Il backflip, per decenni proibito, è tornato finalmente legale solo nel 2024, aprendo la strada a Ilia Malinin che stasera è candidato alla conquista dell’oro nell’individuale maschile di Milano Cortina. Il giovane fenomeno staunitense lo ha inserito nei suoi programmi ufficiali, trasformandolo in un elemento spettacolare capace di incantare pubblico e giuria, pur senza assegnare punti. Malinin non si limita a ripetere il gesto storico: lo innesta in un repertorio di altissima difficoltà tecnica, completando i suoi programmi con quadrupli e combinazioni per altri impossibili.

Nato il 2 dicembre 2004 a Fairfax, Virginia, da genitori uzbeki campioni di pattinaggio — Tatjana Malinina, dieci volte campionessa nazionale e vincitrice internazionale, e Roman Skorniakov, sette volte campione nazionale — Ilia cresce immerso in una cultura tecnica d’eccellenza. I genitori scelgono il cognome materno nella forma maschile per semplificarne la pronuncia negli Stati Uniti, e a casa parla russo. Dopo il corto aveva postato il video del padre, che è anche suo allenatore, con la parola Dad e un cuore.

Considerato “il dio dei quadrupli”, Malinin è stato però il primo a eseguire un quadruplo Axel in gara ufficiale nel settembre 2022, replicandolo poi a Skate America. A 21 anni vanta già due titoli iridati senior e un oro olimpico nel Team Event, in cui ha trascinato gli Stati Uniti davanti a Giappone e Italia. Non è solo un saltatore: il suo pattinaggio combina velocità, tecnica, copertura del ghiaccio e capacità artistica. I suoi programmi liberi possono includere fino a sette quadrupli, combinazioni complesse di Flip, Lutz, Loop, Salchow e Toe loop, e il backflip, elemento spettacolare e legale dal 2024, che incanta il pubblico senza aggiungere punti.

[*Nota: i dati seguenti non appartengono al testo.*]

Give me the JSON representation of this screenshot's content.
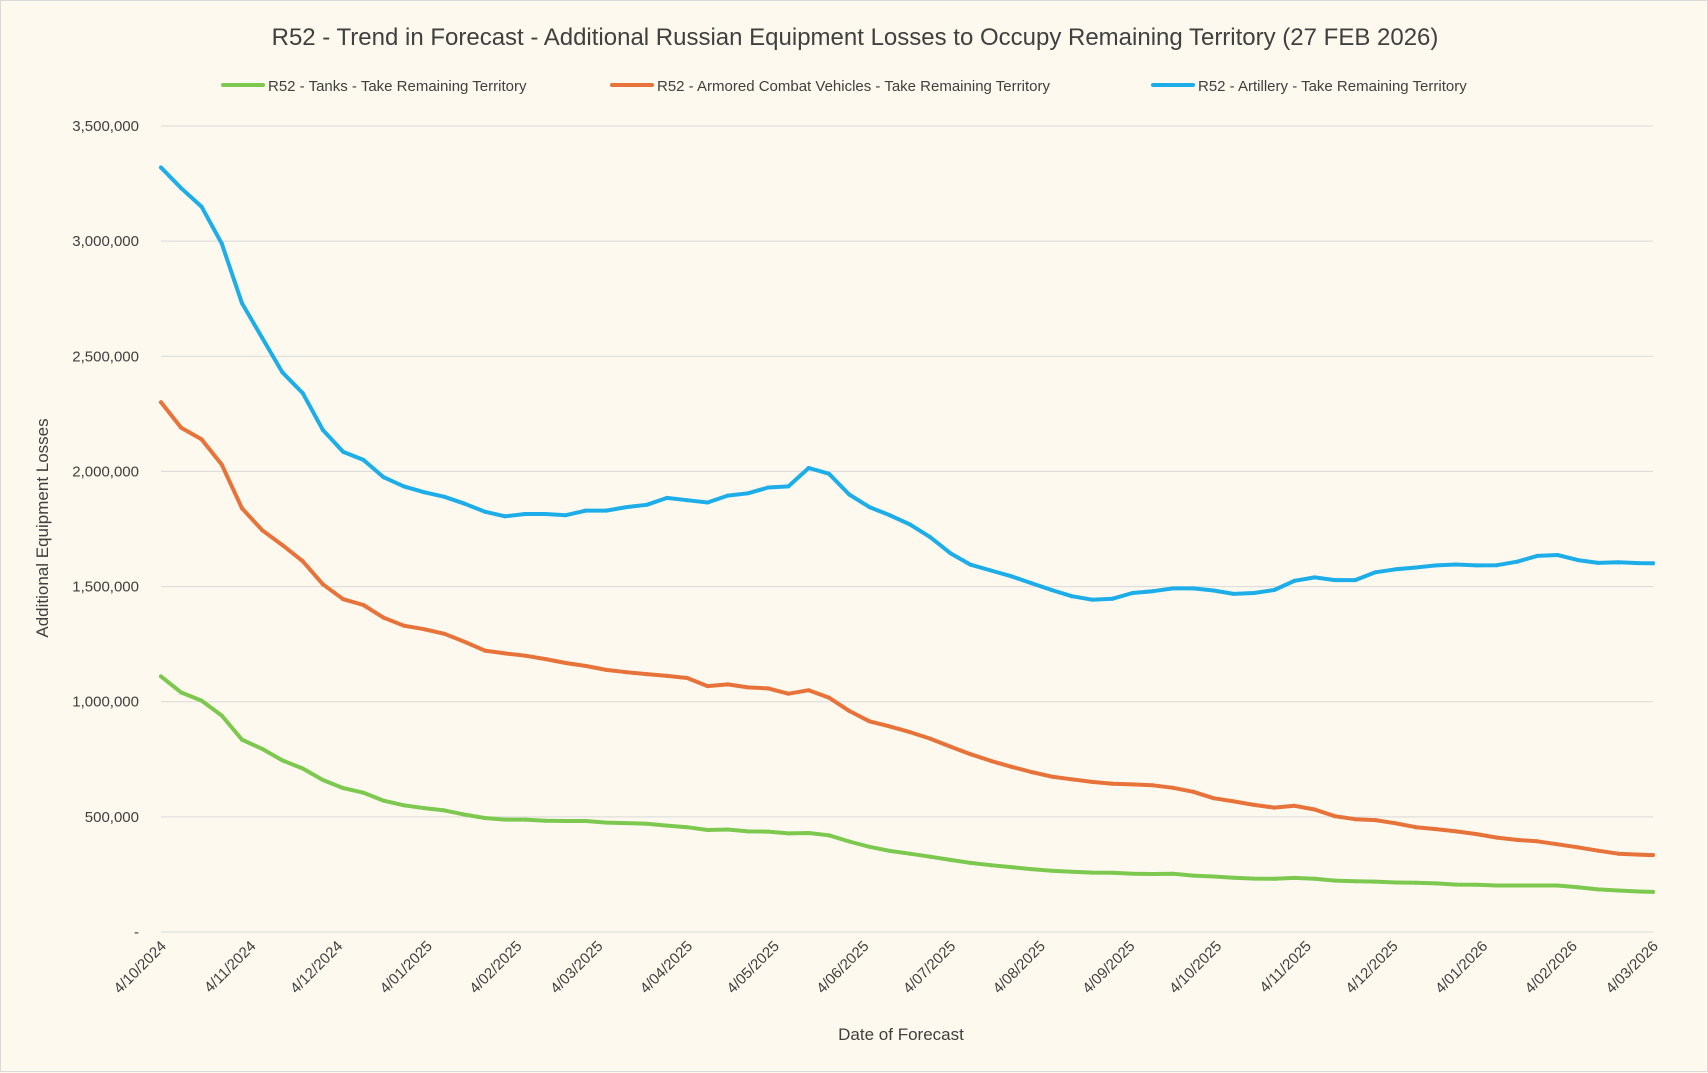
{
  "chart_data": {
    "type": "line",
    "title": "R52 - Trend in Forecast - Additional Russian Equipment Losses to Occupy Remaining Territory (27 FEB 2026)",
    "xlabel": "Date of Forecast",
    "ylabel": "Additional Equipment Losses",
    "ylim": [
      0,
      3500000
    ],
    "yticks": [
      {
        "value": 0,
        "label": "-"
      },
      {
        "value": 500000,
        "label": "500,000"
      },
      {
        "value": 1000000,
        "label": "1,000,000"
      },
      {
        "value": 1500000,
        "label": "1,500,000"
      },
      {
        "value": 2000000,
        "label": "2,000,000"
      },
      {
        "value": 2500000,
        "label": "2,500,000"
      },
      {
        "value": 3000000,
        "label": "3,000,000"
      },
      {
        "value": 3500000,
        "label": "3,500,000"
      }
    ],
    "xrange": [
      "2024-10-04",
      "2026-03-04"
    ],
    "xticks": [
      {
        "date": "2024-10-04",
        "label": "4/10/2024"
      },
      {
        "date": "2024-11-04",
        "label": "4/11/2024"
      },
      {
        "date": "2024-12-04",
        "label": "4/12/2024"
      },
      {
        "date": "2025-01-04",
        "label": "4/01/2025"
      },
      {
        "date": "2025-02-04",
        "label": "4/02/2025"
      },
      {
        "date": "2025-03-04",
        "label": "4/03/2025"
      },
      {
        "date": "2025-04-04",
        "label": "4/04/2025"
      },
      {
        "date": "2025-05-04",
        "label": "4/05/2025"
      },
      {
        "date": "2025-06-04",
        "label": "4/06/2025"
      },
      {
        "date": "2025-07-04",
        "label": "4/07/2025"
      },
      {
        "date": "2025-08-04",
        "label": "4/08/2025"
      },
      {
        "date": "2025-09-04",
        "label": "4/09/2025"
      },
      {
        "date": "2025-10-04",
        "label": "4/10/2025"
      },
      {
        "date": "2025-11-04",
        "label": "4/11/2025"
      },
      {
        "date": "2025-12-04",
        "label": "4/12/2025"
      },
      {
        "date": "2026-01-04",
        "label": "4/01/2026"
      },
      {
        "date": "2026-02-04",
        "label": "4/02/2026"
      },
      {
        "date": "2026-03-04",
        "label": "4/03/2026"
      }
    ],
    "grid": true,
    "legend_position": "top",
    "x": [
      "2024-10-04",
      "2024-10-11",
      "2024-10-18",
      "2024-10-25",
      "2024-11-01",
      "2024-11-08",
      "2024-11-15",
      "2024-11-22",
      "2024-11-29",
      "2024-12-06",
      "2024-12-13",
      "2024-12-20",
      "2024-12-27",
      "2025-01-03",
      "2025-01-10",
      "2025-01-17",
      "2025-01-24",
      "2025-01-31",
      "2025-02-07",
      "2025-02-14",
      "2025-02-21",
      "2025-02-28",
      "2025-03-07",
      "2025-03-14",
      "2025-03-21",
      "2025-03-28",
      "2025-04-04",
      "2025-04-11",
      "2025-04-18",
      "2025-04-25",
      "2025-05-02",
      "2025-05-09",
      "2025-05-16",
      "2025-05-23",
      "2025-05-30",
      "2025-06-06",
      "2025-06-13",
      "2025-06-20",
      "2025-06-27",
      "2025-07-04",
      "2025-07-11",
      "2025-07-18",
      "2025-07-25",
      "2025-08-01",
      "2025-08-08",
      "2025-08-15",
      "2025-08-22",
      "2025-08-29",
      "2025-09-05",
      "2025-09-12",
      "2025-09-19",
      "2025-09-26",
      "2025-10-03",
      "2025-10-10",
      "2025-10-17",
      "2025-10-24",
      "2025-10-31",
      "2025-11-07",
      "2025-11-14",
      "2025-11-21",
      "2025-11-28",
      "2025-12-05",
      "2025-12-12",
      "2025-12-19",
      "2025-12-26",
      "2026-01-02",
      "2026-01-09",
      "2026-01-16",
      "2026-01-23",
      "2026-01-30",
      "2026-02-06",
      "2026-02-13",
      "2026-02-20",
      "2026-02-27",
      "2026-03-04"
    ],
    "series": [
      {
        "name": "R52 - Tanks - Take Remaining Territory",
        "color": "#7DC950",
        "values": [
          1110000,
          1040000,
          1005000,
          940000,
          835000,
          795000,
          745000,
          710000,
          660000,
          625000,
          605000,
          570000,
          550000,
          538000,
          528000,
          510000,
          495000,
          488000,
          488000,
          483000,
          482000,
          482000,
          475000,
          473000,
          470000,
          462000,
          455000,
          443000,
          445000,
          437000,
          436000,
          428000,
          430000,
          420000,
          393000,
          370000,
          352000,
          340000,
          327000,
          313000,
          300000,
          290000,
          282000,
          273000,
          266000,
          262000,
          258000,
          257000,
          253000,
          252000,
          253000,
          245000,
          241000,
          236000,
          232000,
          231000,
          235000,
          231000,
          223000,
          220000,
          219000,
          215000,
          214000,
          211000,
          206000,
          205000,
          202000,
          202000,
          202000,
          202000,
          194000,
          185000,
          180000,
          176000,
          174000
        ]
      },
      {
        "name": "R52 - Armored Combat Vehicles - Take Remaining Territory",
        "color": "#E8733A",
        "values": [
          2300000,
          2190000,
          2140000,
          2030000,
          1840000,
          1745000,
          1680000,
          1610000,
          1510000,
          1445000,
          1420000,
          1365000,
          1330000,
          1315000,
          1295000,
          1260000,
          1222000,
          1210000,
          1200000,
          1185000,
          1168000,
          1155000,
          1138000,
          1128000,
          1120000,
          1112000,
          1103000,
          1068000,
          1075000,
          1062000,
          1058000,
          1035000,
          1050000,
          1018000,
          960000,
          915000,
          893000,
          868000,
          840000,
          805000,
          772000,
          743000,
          718000,
          695000,
          675000,
          663000,
          652000,
          644000,
          641000,
          637000,
          626000,
          609000,
          581000,
          567000,
          552000,
          540000,
          548000,
          532000,
          503000,
          490000,
          486000,
          472000,
          455000,
          447000,
          437000,
          425000,
          410000,
          400000,
          394000,
          381000,
          368000,
          353000,
          340000,
          336000,
          334000
        ]
      },
      {
        "name": "R52 - Artillery - Take Remaining Territory",
        "color": "#1DAEEA",
        "values": [
          3320000,
          3230000,
          3150000,
          2990000,
          2730000,
          2580000,
          2430000,
          2340000,
          2180000,
          2085000,
          2050000,
          1975000,
          1935000,
          1910000,
          1890000,
          1860000,
          1825000,
          1805000,
          1815000,
          1815000,
          1810000,
          1830000,
          1830000,
          1845000,
          1855000,
          1885000,
          1875000,
          1865000,
          1895000,
          1905000,
          1930000,
          1935000,
          2015000,
          1990000,
          1900000,
          1845000,
          1810000,
          1770000,
          1715000,
          1645000,
          1595000,
          1570000,
          1545000,
          1515000,
          1485000,
          1458000,
          1443000,
          1447000,
          1472000,
          1480000,
          1492000,
          1492000,
          1483000,
          1468000,
          1472000,
          1485000,
          1525000,
          1540000,
          1528000,
          1528000,
          1562000,
          1575000,
          1583000,
          1592000,
          1596000,
          1592000,
          1593000,
          1608000,
          1633000,
          1637000,
          1615000,
          1603000,
          1606000,
          1602000,
          1601000
        ]
      }
    ]
  }
}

Sul ghiaccio non cerca soltanto di vincere: prova a restare un istante in più sospeso, dove la gravità smette di essere legge e diventa dettaglio.

Malinin – con la sua sveglia tardi la mattina il pigiama da adolescente e un talento adamantino – rappresenta anche un ponte tra tradizione e innovazione: scuola di fatto russa e fisicità americana, rispetto del passato e spinta verso il futuro. È la dimostrazione che, nel pattinaggio, il talento può riscrivere la storia, rendendo naturale ciò che un tempo sembrava impossibile. Il salto mortale è diventato così un ponte tra epoche: dalla proibizione alla riabilitazione, dalla ribellione individuale alla consacrazione regolamentare.